The seasonal outlook is a mixed picture. NOAA's Seasonal Drought Outlook forecasts drought to improve or end across parts of Florida, southern Alabama and Georgia, and some coastal areas. But for the rest of the Southeast, drought is expected to persist. The fundamental problem is that the region needs a sustained period of soaking rains to recharge soil moisture, streamflows, and groundwater. That's hard to get in late spring and summer, when rainfall typically comes from isolated thunderstorms that dump a lot of water in one spot but miss everything around it.
What this means for you
If you live in the Southeast or other drought-affected areas, check your state's drought conditions at drought.gov. Follow any local water restrictions. If you're on a well, monitor your water levels. If you're in an area under a burn ban, follow it. And if you're a farmer or rancher, contact your local USDA Service Center for information about drought assistance programs.

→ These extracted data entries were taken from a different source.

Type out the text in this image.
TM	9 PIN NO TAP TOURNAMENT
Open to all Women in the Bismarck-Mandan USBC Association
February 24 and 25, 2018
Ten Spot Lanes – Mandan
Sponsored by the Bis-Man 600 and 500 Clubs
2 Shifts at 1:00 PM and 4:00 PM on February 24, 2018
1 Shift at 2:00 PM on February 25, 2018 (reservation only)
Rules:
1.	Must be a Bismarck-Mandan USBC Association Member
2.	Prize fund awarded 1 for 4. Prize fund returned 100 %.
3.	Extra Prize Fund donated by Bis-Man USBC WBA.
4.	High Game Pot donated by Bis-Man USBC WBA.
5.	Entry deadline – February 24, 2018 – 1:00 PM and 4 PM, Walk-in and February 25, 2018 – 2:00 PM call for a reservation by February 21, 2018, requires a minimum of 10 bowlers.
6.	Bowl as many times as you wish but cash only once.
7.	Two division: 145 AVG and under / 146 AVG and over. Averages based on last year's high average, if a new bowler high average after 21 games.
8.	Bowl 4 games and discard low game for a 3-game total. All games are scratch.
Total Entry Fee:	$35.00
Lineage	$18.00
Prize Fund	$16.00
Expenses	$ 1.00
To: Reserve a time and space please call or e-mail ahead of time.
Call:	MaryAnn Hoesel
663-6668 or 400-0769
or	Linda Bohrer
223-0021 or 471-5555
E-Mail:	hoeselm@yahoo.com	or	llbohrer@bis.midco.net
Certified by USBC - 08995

Sources: U.S. Drought Monitor, Current Conditions (April 14, 2026); NIDIS, Drought Status Update for the Southeast (April 16, 2026); NOAA NCEI, Statewide Precipitation Rankings; NIDIS, Snow Drought Current Conditions and Impacts in the West (April 9, 2026); NIFC, Wildfire Potential Outlooks; NOAA Climate Prediction Center, Seasonal Drought Outlook. Have a correction? Contact us.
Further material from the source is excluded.